The convicts then engaged the visitors in a Q and A, gasping when Barton mentioned the prevalence of inmate violence in the US and the 740 prisoners on California’s death row. Rwanda, they reminded him, abolished capital punishment in 2007. No one needed to point out that elsewhere — even in the nation that styles itself the global arbiter of human rights — most people in this camp could have received the ultimate penalty.

The slender woman who led the singing stepped forward. ‘The past government encouraged many Rwandans to participate in killings,’ she said, ‘but this government encouraged us to be unified again. For those who confessed and pled guilty, the government allowed us the freedom you are seeing here.’

The woman could have been a plant, or merely out to win points with her keepers. But it was also conceivable that she was genuinely grateful for the chance to pay her debt and reenter society.

The producer’s arrival dispelled any remaining animosity between Seide and Higiro. Scott Budnick is a short, hyperactive, unflaggingly schmoozy 38-year-old with cropped dark hair and a scruffy beard; after making many millions on the Hangover movies, he now devotes himself to his longtime passion – correctional reform. He mentors juvenile offenders most weekends, and founded an organisation that supports and advocates for ex-cons.

We returned to Gasabo with Budnick for another council demonstration. Again, the circle held about 20 inmates. But this time, instead of laying out an intimidating assortment of objects on the central mat, Seide placed a single straw calabash – a Rwandan symbol of reconciliation. And instead of launching directly into ritual, he did some explaining. ‘I’m the Director of an NGO that helps prisoners get ready to reenter their communities, and helps communities get ready to receive them,’ he said, as Higiro translated. The men looked eager to begin.

Seide made the first prompt: ‘What is the most beautiful thing in the world to you? I would say the eyes of my daughter.’

‘My wife,’ said a prisoner missing several teeth.

‘My family and my country,’ said a wiry man in his 30s.

‘The God that has protected me and brought peace to our country,’ said an elder with a staff.

When the round was done, Seide pulled a piece of rose quartz from his duffel bag. ‘This was given to me by a prisoner in California named Donny,’ he said. He passed the stone, asking that each inmate say the name of someone he hasn’t seen in a long time.

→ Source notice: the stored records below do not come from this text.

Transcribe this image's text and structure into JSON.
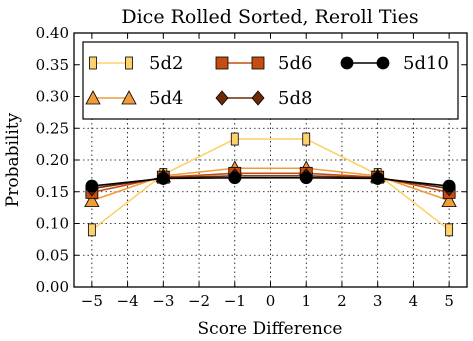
{
  "chart_data": {
    "type": "line",
    "title": "Dice Rolled Sorted, Reroll Ties",
    "xlabel": "Score Difference",
    "ylabel": "Probability",
    "xlim": [
      -5.5,
      5.5
    ],
    "ylim": [
      0.0,
      0.4
    ],
    "x_ticks": [
      -5,
      -4,
      -3,
      -2,
      -1,
      0,
      1,
      2,
      3,
      4,
      5
    ],
    "x_tick_labels": [
      "−5",
      "−4",
      "−3",
      "−2",
      "−1",
      "0",
      "1",
      "2",
      "3",
      "4",
      "5"
    ],
    "y_ticks": [
      0.0,
      0.05,
      0.1,
      0.15,
      0.2,
      0.25,
      0.3,
      0.35,
      0.4
    ],
    "y_tick_labels": [
      "0.00",
      "0.05",
      "0.10",
      "0.15",
      "0.20",
      "0.25",
      "0.30",
      "0.35",
      "0.40"
    ],
    "grid": true,
    "legend_position": "top",
    "x": [
      -5,
      -3,
      -1,
      1,
      3,
      5
    ],
    "series": [
      {
        "name": "5d2",
        "color": "#fdd26e",
        "marker": "rect-tall",
        "values": [
          0.09,
          0.177,
          0.233,
          0.233,
          0.177,
          0.09
        ]
      },
      {
        "name": "5d4",
        "color": "#f19c39",
        "marker": "triangle",
        "values": [
          0.136,
          0.175,
          0.187,
          0.187,
          0.175,
          0.136
        ]
      },
      {
        "name": "5d6",
        "color": "#c44d13",
        "marker": "square",
        "values": [
          0.149,
          0.173,
          0.179,
          0.179,
          0.173,
          0.149
        ]
      },
      {
        "name": "5d8",
        "color": "#6e2a07",
        "marker": "diamond",
        "values": [
          0.155,
          0.172,
          0.175,
          0.175,
          0.172,
          0.155
        ]
      },
      {
        "name": "5d10",
        "color": "#000000",
        "marker": "circle",
        "values": [
          0.159,
          0.171,
          0.172,
          0.172,
          0.171,
          0.159
        ]
      }
    ]
  }
}
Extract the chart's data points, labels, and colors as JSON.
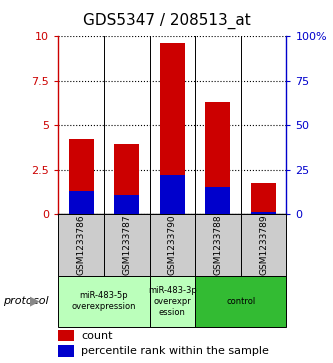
{
  "title": "GDS5347 / 208513_at",
  "samples": [
    "GSM1233786",
    "GSM1233787",
    "GSM1233790",
    "GSM1233788",
    "GSM1233789"
  ],
  "red_values": [
    4.2,
    3.95,
    9.6,
    6.3,
    1.75
  ],
  "blue_values": [
    1.3,
    1.1,
    2.2,
    1.5,
    0.15
  ],
  "ylim_left": [
    0,
    10
  ],
  "ylim_right": [
    0,
    100
  ],
  "yticks_left": [
    0,
    2.5,
    5,
    7.5,
    10
  ],
  "yticks_right": [
    0,
    25,
    50,
    75,
    100
  ],
  "ytick_labels_left": [
    "0",
    "2.5",
    "5",
    "7.5",
    "10"
  ],
  "ytick_labels_right": [
    "0",
    "25",
    "50",
    "75",
    "100%"
  ],
  "bar_width": 0.55,
  "red_color": "#cc0000",
  "blue_color": "#0000cc",
  "protocols": [
    {
      "label": "miR-483-5p\noverexpression",
      "samples": [
        0,
        1
      ],
      "color": "#bbffbb"
    },
    {
      "label": "miR-483-3p\noverexpr\nession",
      "samples": [
        2
      ],
      "color": "#bbffbb"
    },
    {
      "label": "control",
      "samples": [
        3,
        4
      ],
      "color": "#33bb33"
    }
  ],
  "protocol_row_label": "protocol",
  "legend_count_label": "count",
  "legend_pct_label": "percentile rank within the sample",
  "sample_box_color": "#cccccc",
  "plot_bg": "#ffffff"
}
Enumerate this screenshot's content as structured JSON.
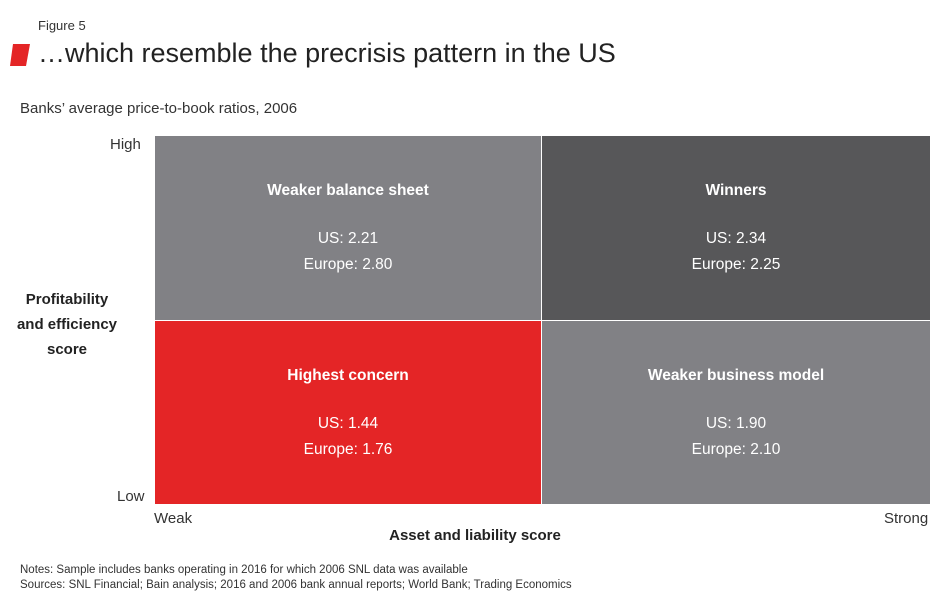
{
  "figure_label": "Figure 5",
  "colors": {
    "accent": "#e42526",
    "mid_gray": "#818185",
    "dark_gray": "#575759"
  },
  "chart_data": {
    "type": "table",
    "title": "…which resemble the precrisis pattern in the US",
    "subtitle": "Banks’ average price-to-book ratios, 2006",
    "xlabel": "Asset and liability score",
    "ylabel_lines": [
      "Profitability",
      "and efficiency",
      "score"
    ],
    "x_ticks": [
      "Weak",
      "Strong"
    ],
    "y_ticks": [
      "High",
      "Low"
    ],
    "quadrants": [
      {
        "name": "Weaker balance sheet",
        "x": "Weak",
        "y": "High",
        "us_label": "US: 2.21",
        "europe_label": "Europe: 2.80",
        "us": 2.21,
        "europe": 2.8
      },
      {
        "name": "Winners",
        "x": "Strong",
        "y": "High",
        "us_label": "US: 2.34",
        "europe_label": "Europe: 2.25",
        "us": 2.34,
        "europe": 2.25
      },
      {
        "name": "Highest concern",
        "x": "Weak",
        "y": "Low",
        "us_label": "US: 1.44",
        "europe_label": "Europe: 1.76",
        "us": 1.44,
        "europe": 1.76
      },
      {
        "name": "Weaker business model",
        "x": "Strong",
        "y": "Low",
        "us_label": "US: 1.90",
        "europe_label": "Europe: 2.10",
        "us": 1.9,
        "europe": 2.1
      }
    ]
  },
  "notes": {
    "line1": "Notes: Sample includes banks operating in 2016 for which 2006 SNL data was available",
    "line2": "Sources: SNL Financial; Bain analysis; 2016 and 2006 bank annual reports; World Bank; Trading Economics"
  }
}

Then Budnick took the talking piece. ‘We have a society in the US that weighs too heavily on punishment and not enough on forgiveness,’ he said. ‘We’re here to learn from you. And we’d love to invite any of you to California when you get out.’

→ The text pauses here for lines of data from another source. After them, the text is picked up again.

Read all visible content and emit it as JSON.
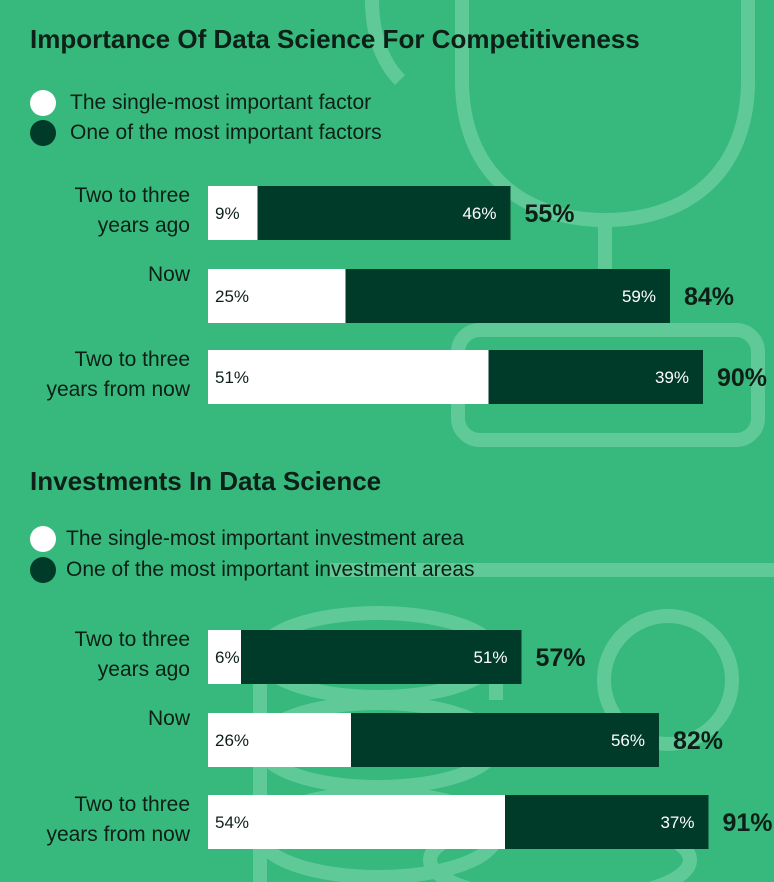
{
  "colors": {
    "background": "#37b97d",
    "light_segment": "#ffffff",
    "dark_segment": "#003a28",
    "text": "#0d1f17",
    "decoration": "#6dd0a1"
  },
  "sections": [
    {
      "title": "Importance Of Data Science For Competitiveness",
      "legend": [
        {
          "label": "The single-most important factor",
          "color": "#ffffff"
        },
        {
          "label": "One of the most important factors",
          "color": "#003a28"
        }
      ]
    },
    {
      "title": "Investments In Data Science",
      "legend": [
        {
          "label": "The single-most important investment area",
          "color": "#ffffff"
        },
        {
          "label": "One of the most important investment areas",
          "color": "#003a28"
        }
      ]
    }
  ],
  "chart_data": [
    {
      "type": "bar",
      "orientation": "horizontal",
      "stacked": true,
      "title": "Importance Of Data Science For Competitiveness",
      "categories": [
        [
          "Two to three",
          "years ago"
        ],
        [
          "Now"
        ],
        [
          "Two to three",
          "years from now"
        ]
      ],
      "series": [
        {
          "name": "The single-most important factor",
          "values": [
            9,
            25,
            51
          ],
          "labels": [
            "9%",
            "25%",
            "51%"
          ],
          "color": "#ffffff"
        },
        {
          "name": "One of the most important factors",
          "values": [
            46,
            59,
            39
          ],
          "labels": [
            "46%",
            "59%",
            "39%"
          ],
          "color": "#003a28"
        }
      ],
      "totals": [
        "55%",
        "84%",
        "90%"
      ],
      "xlim": [
        0,
        100
      ],
      "grid": false,
      "legend_position": "top-left"
    },
    {
      "type": "bar",
      "orientation": "horizontal",
      "stacked": true,
      "title": "Investments In Data Science",
      "categories": [
        [
          "Two to three",
          "years ago"
        ],
        [
          "Now"
        ],
        [
          "Two to three",
          "years from now"
        ]
      ],
      "series": [
        {
          "name": "The single-most important investment area",
          "values": [
            6,
            26,
            54
          ],
          "labels": [
            "6%",
            "26%",
            "54%"
          ],
          "color": "#ffffff"
        },
        {
          "name": "One of the most important investment areas",
          "values": [
            51,
            56,
            37
          ],
          "labels": [
            "51%",
            "56%",
            "37%"
          ],
          "color": "#003a28"
        }
      ],
      "totals": [
        "57%",
        "82%",
        "91%"
      ],
      "xlim": [
        0,
        100
      ],
      "grid": false,
      "legend_position": "top-left"
    }
  ]
}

Unless he paid for the trip, of course, it was unlikely they could afford it. But the Rwandans, ever courteous, just laughed.

The next day we drove with Budnick to the TIG camp. My companions seemed optimistic again about council’s chances in Rwanda’s prisons. On the way out, along a bone-shaking dirt road, I tried to weigh the odds. Five members of the Rwanda Center for Council had committed to fulfilling Seide’s certification requirements, which would involve travel to LA as well as visits from US trainers. Seide had offered to write a grant proposal. But could the cultural gaps be bridged? And would the trainees be able to take the time out of their work and family lives? Perhaps they would decide the inmates didn’t need a California-style talking circle after all. Maybe they would invent a new Rwandan version.

At the camp, Budnick recorded a video addressed to the White House. ‘Your Excellency, President Obama,’ said a bald man with a lined face, ‘we are requesting that you do all possible to unite Americans so that those who were offended and the offenders become one.’

Then the tigistes began to dance again. Seide, Higiro and others from our group joined them. When someone beckoned me into the scrum of penitents, it seemed wrong to refuse.